Peer Support Worker, Participant #4
A parent also shared their experience with a child in the ED and the “lack of trauma-informed care”. She summarized her experience and compared the difficulties of mental health compared to physical health:
“So, in general the experience of the process of acquiring support through the ED is quite stressful, unsupportive, difficult to navigate and not all validating. It is not as simple as going in and saying you need medical assistance and then being supportively brought through the appropriate steps of care, the way which you would if you went in for a broken limb or a high fever with severe nausea and emesis.”
Parent, Participant #26
Participants also spoke about miscommunication regarding referrals from the ED to community IYS based on personal conversations of what they were told in the ED. This then led to unrealistic expectations upon referral with regard to wait times for services and what services are offered.
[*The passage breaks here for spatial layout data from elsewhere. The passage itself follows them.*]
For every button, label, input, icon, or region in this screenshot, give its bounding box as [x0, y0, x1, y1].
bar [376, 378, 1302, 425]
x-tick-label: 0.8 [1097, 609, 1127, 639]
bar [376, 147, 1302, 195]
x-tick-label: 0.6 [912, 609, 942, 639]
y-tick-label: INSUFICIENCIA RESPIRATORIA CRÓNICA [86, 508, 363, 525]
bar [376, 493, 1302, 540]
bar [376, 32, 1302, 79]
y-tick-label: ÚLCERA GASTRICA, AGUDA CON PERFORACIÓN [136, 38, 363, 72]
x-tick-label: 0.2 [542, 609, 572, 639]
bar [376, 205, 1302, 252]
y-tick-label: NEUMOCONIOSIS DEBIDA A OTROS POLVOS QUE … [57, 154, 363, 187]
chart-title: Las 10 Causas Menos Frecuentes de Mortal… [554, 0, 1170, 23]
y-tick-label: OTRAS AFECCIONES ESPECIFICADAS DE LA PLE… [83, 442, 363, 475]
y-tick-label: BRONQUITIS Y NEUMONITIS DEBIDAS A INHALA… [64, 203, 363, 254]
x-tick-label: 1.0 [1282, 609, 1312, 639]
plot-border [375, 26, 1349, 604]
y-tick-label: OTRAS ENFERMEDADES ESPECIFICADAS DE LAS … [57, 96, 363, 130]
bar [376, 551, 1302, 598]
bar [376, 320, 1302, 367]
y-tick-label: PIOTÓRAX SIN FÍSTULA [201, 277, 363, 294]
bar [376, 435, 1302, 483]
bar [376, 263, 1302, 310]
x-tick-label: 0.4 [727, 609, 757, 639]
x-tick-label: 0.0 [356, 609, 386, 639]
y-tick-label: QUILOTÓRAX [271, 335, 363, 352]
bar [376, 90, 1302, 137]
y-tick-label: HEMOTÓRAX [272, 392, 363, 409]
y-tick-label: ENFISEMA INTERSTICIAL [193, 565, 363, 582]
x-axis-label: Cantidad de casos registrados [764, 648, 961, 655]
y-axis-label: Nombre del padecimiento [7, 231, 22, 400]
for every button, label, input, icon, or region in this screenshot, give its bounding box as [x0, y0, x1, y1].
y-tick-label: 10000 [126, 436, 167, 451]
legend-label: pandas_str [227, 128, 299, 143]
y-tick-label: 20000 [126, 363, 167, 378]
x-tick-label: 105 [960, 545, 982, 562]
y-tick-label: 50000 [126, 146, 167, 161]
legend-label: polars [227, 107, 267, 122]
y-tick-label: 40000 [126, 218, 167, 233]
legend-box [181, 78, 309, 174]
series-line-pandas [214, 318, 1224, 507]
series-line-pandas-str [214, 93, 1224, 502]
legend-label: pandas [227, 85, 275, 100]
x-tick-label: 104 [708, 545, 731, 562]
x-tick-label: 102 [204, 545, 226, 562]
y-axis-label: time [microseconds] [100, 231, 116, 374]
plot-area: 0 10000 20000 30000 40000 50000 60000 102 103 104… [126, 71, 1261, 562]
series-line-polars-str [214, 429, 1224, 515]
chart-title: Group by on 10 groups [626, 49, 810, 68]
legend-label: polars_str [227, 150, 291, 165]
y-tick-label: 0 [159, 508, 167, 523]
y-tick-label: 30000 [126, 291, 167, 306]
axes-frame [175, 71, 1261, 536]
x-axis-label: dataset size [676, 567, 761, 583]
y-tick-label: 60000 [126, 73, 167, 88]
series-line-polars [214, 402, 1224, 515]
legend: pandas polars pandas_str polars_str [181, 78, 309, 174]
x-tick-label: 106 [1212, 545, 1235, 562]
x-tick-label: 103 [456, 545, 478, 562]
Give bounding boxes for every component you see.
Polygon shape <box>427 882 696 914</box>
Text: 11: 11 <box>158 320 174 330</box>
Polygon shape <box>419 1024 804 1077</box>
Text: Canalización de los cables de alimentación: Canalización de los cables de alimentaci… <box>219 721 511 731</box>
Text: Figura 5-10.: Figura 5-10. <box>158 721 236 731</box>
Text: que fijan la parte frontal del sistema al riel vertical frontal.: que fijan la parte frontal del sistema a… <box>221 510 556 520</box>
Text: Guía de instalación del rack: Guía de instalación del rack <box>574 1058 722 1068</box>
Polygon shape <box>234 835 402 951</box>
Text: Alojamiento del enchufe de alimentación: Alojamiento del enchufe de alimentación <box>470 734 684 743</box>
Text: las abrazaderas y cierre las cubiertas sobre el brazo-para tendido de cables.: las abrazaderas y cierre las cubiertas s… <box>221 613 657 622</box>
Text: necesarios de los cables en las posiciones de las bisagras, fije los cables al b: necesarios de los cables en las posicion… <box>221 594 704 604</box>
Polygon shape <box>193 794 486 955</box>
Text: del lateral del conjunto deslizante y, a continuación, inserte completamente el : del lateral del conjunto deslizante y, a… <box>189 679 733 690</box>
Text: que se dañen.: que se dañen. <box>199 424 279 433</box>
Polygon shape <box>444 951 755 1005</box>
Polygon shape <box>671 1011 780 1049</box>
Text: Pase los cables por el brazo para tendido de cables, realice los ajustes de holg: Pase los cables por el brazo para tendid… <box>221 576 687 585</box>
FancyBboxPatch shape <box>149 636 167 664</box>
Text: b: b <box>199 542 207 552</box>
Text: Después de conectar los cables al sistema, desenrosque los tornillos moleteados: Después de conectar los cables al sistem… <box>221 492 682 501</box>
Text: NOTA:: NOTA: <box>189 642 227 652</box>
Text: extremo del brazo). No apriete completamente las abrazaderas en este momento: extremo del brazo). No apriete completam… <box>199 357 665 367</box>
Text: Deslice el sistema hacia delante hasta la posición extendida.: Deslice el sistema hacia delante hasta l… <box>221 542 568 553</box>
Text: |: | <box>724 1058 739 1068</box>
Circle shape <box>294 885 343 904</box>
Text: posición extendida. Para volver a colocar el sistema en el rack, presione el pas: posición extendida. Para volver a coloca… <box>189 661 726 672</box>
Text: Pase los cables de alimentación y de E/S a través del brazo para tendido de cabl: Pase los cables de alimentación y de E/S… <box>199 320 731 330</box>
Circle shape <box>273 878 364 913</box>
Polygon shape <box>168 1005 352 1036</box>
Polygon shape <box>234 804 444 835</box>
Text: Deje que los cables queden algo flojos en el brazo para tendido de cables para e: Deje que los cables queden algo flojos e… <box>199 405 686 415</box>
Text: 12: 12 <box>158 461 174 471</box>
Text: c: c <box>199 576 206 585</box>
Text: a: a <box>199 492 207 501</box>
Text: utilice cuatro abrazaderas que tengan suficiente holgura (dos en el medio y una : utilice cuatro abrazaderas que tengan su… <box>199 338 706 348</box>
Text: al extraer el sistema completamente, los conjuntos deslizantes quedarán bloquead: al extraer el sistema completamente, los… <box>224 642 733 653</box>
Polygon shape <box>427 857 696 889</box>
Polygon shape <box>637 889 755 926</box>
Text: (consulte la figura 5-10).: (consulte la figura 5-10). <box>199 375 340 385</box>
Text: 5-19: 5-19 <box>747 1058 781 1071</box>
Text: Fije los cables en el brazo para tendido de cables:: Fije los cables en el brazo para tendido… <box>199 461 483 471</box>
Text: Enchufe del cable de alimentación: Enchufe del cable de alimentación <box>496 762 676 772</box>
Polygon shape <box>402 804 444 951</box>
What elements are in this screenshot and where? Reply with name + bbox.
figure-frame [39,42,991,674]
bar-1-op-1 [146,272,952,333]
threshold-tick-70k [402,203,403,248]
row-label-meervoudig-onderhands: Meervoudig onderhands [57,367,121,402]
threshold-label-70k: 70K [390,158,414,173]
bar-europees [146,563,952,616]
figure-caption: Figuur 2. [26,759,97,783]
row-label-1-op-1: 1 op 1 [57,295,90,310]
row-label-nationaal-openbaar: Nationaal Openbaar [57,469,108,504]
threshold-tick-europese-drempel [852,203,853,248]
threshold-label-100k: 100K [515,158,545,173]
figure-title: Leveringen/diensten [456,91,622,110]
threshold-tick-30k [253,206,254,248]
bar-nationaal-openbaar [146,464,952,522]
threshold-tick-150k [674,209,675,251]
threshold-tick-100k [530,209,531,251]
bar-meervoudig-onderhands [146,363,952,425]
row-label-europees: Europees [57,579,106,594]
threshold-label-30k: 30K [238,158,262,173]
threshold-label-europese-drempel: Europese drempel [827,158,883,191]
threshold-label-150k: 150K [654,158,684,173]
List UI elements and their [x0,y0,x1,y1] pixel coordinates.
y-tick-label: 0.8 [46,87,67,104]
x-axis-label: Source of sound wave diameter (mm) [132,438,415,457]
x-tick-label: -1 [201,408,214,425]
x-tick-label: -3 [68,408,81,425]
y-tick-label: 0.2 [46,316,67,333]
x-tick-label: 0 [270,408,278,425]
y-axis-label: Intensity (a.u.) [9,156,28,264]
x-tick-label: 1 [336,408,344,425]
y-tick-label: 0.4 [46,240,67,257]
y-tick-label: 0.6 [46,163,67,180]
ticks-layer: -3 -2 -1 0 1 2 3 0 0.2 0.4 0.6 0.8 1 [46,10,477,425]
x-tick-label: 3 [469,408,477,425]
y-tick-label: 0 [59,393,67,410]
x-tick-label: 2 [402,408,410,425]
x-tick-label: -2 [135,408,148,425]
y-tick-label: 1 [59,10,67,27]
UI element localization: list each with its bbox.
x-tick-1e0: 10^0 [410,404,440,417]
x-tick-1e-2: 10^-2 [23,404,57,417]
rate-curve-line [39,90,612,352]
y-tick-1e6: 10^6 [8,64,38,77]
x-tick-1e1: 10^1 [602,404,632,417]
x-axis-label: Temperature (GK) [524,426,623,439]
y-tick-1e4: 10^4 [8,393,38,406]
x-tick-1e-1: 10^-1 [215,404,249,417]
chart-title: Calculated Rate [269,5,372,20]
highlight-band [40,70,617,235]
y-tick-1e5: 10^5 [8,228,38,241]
A participant discussed the miscommunication about referral to other services:
“So I think for me it’s less the assessment and more like really encouraging people to do to like give those like good resources and not be lazy about it, I think there sometimes people who will give out a resource but they don’t know anything about how to access that resource, they don’t know if that resource has space the number of young people. I know [people] who’ve gotten a resource from the ER after being told they weren’t going to get a bed for that night and then they call that place and there’s a 3-year waiting list.”
IYS staff, Participant #4
Participants also spoke about receiving pamphlets as a referral with no explanation beyond this which was not helpful communication. A parent summarized their experience:
“We just get pamphlets and the pamphlets aren’t helpful… For my son, when he’s discharged, he’s handed from PED [pediatrics] he’s handed a bunch of pamphlets maybe a packet of pills that he just gobbles down, he’s feeling rather hopeless, helpless, he’s given a bunch of numbers to call, if that, which he doesn’t, he’s not able to he’s just not able to, he had gone there for help but yeah wasn’t able to get any.”
Parent, Participant #17
3.2 Service to Service
Participants identified communication when transitioning between services to be suboptimal, as there is a lack of communication between charting systems in different agencies (even within the same province). This again led to repetition of young people’s stories (as discussed above in ‘Person to Person’ communication). Participants acknowledged the need for continuity of care through improved charting systems and referrals. A physician shared this from their perspective:
“It’s just a hope you say ‘go to Foundry!’ But no part of their chart, nothing follows them to there so they can go to the Foundry and Foundry may have no idea that they’ve even been to the emergency department or what their concerns were at the time or why they’re even showing up.”
ED Physician, Participant #1
Another health care provider discussed the difficulty with systems communicating and highlighted this, “continuative care just gets totally dropped, the only way it survives is if we’re all on the same medical record so that’s something that kind of keeps that continuative care alive” (Social Worker, Participant #5).